Есть в процессе освоения авторского текста «болезни роста». Что я имею в виду? Во-первых, это излишняя прилипчивость этюдного текста. Будучи повторен два‑три раза (что само по себе ошибочно — какие в этюдах могут быть повторы) текст как бы «прилипает к языку». Другая болезнь — актерско-режиссерский «навык» произвольного сокращения авторского текста. Тут я должен сознаться в своей большой отрицательной практике, и именно в педагогическом процессе (в театре это простительно). Мы часто сокращали текст, и хотя для конкретного творческого результата в спектакле сокращения иногда были и полезны, и это нас порой выручало, с точки зрения воспитания артиста это было вредно. Пример: работа над спектаклем «Хочу ребенка» С. Третьякова. Мы посчитали, что у этой пьесы 20‑х годов идея сильная, а текст — слабый, газетный, и поэтому нужно его редактировать. Вот мы и сокращали его безбожно и заменяли авторский текст собственным этюдным текстом. Это было практично, но говорить о том, что на этом спектакле студенты учились переходу от этюдного текста к авторскому, разумеется, нельзя. Через несколько лет, работая над пьесой «Птица Карл», мы тоже позволили себе неуважение к тексту В. Синакевича. Студентам он казался устаревшим. И мы, педагоги, пошли у них на поводу. Однако в авторском тексте было свое обаяние, и потом нам автор «мстил» за неуважение к тексту, мы даже вынуждены были возвращать некоторые слова и фразы. Или {99} другой случай своего рода бессилия перед текстом — «В ожидании Годо». Эта пьеса ставилась у нас на курсе студентом-выпускником Юрием Бутусовым. Она сильно сокращалась. Правда, впоследствии режиссер — надо отдать ему должное — в этот, к тому времени уже прославленный спектакль, получивший даже «Золотую маску», стал возвращать куски авторского текста. Помню еще случай, когда наш крупнейший педагог буквально на глазах у студентов стал сокращать первый монолог Ольги в «Трех сестрах», в отчаянии воскликнув перед этим: «Не будут зрители этого слушать, это длинно!» Все это — случаи нашего режиссерско-педагогического бессилия, бессилия понять текст, разгадать его.

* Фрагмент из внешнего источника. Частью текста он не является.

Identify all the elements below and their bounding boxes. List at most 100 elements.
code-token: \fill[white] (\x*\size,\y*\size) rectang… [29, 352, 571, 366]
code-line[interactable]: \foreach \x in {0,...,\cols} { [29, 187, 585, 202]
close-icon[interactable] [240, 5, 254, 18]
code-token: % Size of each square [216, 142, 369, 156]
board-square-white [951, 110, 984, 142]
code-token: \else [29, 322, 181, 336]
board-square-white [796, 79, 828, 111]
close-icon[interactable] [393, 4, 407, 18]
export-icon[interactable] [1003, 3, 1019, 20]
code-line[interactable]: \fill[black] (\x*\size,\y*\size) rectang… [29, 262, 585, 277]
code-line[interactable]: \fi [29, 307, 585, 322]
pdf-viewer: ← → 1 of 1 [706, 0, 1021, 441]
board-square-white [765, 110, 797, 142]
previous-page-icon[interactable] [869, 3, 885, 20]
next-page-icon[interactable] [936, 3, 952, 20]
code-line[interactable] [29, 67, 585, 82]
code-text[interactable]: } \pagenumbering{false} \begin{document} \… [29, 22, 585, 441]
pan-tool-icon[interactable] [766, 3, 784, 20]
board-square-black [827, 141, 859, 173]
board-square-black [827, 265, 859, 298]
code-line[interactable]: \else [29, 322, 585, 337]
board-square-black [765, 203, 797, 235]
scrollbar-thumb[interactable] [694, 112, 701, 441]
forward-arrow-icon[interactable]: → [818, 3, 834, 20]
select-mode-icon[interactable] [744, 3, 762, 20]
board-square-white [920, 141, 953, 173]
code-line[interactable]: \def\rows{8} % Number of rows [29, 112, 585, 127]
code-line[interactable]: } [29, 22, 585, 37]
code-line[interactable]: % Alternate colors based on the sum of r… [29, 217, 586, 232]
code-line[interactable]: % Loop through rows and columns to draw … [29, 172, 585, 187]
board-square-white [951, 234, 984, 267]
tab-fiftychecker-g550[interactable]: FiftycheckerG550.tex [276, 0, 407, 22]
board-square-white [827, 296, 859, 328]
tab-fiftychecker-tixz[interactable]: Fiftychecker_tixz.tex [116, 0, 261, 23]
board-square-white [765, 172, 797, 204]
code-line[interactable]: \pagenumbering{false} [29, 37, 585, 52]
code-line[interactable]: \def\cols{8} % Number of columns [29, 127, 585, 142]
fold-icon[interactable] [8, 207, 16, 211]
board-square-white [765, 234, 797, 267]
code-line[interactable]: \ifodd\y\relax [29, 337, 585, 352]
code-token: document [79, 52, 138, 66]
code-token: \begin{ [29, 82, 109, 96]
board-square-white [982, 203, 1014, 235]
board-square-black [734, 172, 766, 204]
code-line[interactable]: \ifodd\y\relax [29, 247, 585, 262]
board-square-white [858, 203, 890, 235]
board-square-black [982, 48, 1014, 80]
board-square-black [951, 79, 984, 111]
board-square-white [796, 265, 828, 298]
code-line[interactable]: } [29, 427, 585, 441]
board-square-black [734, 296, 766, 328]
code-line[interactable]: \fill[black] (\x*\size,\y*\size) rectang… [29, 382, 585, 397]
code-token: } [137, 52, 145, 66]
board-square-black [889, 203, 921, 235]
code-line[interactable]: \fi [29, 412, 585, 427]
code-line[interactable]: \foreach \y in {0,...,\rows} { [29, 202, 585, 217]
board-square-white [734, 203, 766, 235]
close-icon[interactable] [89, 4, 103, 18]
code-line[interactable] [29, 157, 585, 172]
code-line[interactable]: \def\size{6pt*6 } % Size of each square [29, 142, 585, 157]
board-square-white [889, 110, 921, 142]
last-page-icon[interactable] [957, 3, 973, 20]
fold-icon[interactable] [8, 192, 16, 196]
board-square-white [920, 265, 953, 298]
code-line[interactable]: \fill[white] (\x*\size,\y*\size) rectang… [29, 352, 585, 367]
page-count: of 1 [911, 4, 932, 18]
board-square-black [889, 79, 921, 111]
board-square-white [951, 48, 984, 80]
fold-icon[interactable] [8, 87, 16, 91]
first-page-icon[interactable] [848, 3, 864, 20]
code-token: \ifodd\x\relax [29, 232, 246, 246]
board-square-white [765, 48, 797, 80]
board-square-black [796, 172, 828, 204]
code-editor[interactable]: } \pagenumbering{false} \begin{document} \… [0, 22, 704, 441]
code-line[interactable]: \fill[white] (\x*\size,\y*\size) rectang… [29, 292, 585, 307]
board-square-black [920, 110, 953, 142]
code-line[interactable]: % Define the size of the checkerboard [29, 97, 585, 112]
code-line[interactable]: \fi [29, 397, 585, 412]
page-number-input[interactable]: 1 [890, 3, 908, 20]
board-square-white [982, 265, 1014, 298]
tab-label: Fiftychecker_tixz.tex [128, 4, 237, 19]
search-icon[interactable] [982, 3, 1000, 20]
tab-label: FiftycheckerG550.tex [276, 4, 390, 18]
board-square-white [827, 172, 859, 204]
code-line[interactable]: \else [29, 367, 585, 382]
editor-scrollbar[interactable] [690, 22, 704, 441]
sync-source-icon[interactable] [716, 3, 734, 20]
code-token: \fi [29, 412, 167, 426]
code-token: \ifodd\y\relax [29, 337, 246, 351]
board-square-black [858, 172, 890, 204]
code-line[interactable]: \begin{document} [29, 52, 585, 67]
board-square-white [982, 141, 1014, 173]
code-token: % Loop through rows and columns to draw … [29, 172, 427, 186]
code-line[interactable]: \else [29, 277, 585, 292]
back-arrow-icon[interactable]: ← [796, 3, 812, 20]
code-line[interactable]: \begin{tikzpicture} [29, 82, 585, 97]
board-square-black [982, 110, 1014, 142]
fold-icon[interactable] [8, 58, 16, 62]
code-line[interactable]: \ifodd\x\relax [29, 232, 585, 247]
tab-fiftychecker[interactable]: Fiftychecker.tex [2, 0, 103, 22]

Хотелось бы преодолеть эти «болезни роста». И по возможности не заниматься в учебных спектаклях режиссерско-драматургическим конструированием. Надо терпеливо продолжать эту «бесконечную работу» влюбления студентов в авторский текст, в авторский стиль. В идеале, если для этого нужно, предположим, ставя Чехова, изучить все пьесы Чехова, всю его прозу, чтобы понять его стилистику, это надо сделать.
Мешает нам, в известной мере, еще и такое предубеждение, что, мол, переход к тексту — это заключительный этап работы. Конечно, это не так. Никакой он не заключительный. Просто это продолжение планомерной работы над содержанием, работы, которая, разумеется, должна вестись даже уже и с выученным текстом.
Еще об очень важном. Выученный и даже освоенный по содержанию и по стилю текст может в любой момент стать механическим, заученным. И тогда опять, как нам кажется, необходимо возвращение к этюду. Было и на практике: текст был уже выучен, а мы попросили сыграть сцену своими словами, и возникло освежение. Канал, связывающий текст с подтекстом, связывающий текст с душой артиста, — этот канал прочистился.
Умение отступить к этюду — примета высшего мастерства. Если бы все наши выпускники этим владели! Отступить к этюду… Сыграть сцену своими словами или сыграть этюдную вариацию сцены, сыграть что-то не из сюжета, а, допустим, из преджизни… Это же золотой запас режиссера и актера. Конечно, если актер боится этюда, как черт ладана, или это ему чуждо, тогда этюдность невозможна, и режиссеру остается только с ним разговаривать и разговаривать, то есть пытаться задеть его воображение словами, что, по-моему, гораздо менее эффективно, чем этюд.
Артист должен уметь «раскачать форму». Убыстрить или замедлить темп сцены, изменить ритм речи, снять паузу, ввести паузу, сказать что-то в новой интонации. Мне очень нравится (я услышал {100} это впервые у Л. А. Додина), что артист должен откликаться вот на какую просьбу: «Вы хорошо играете сцену, но сделайте теперь как-нибудь по-другому». И артист должен выполнить такое, вроде бы «абстрактное», пожелание режиссера. И у артиста в этом случае обязательно возникнут новые нюансы поведения. Мы иногда говорим: «Давайте “поэтюдничаем”». Конечно же, это жаргон, но для нас полезный.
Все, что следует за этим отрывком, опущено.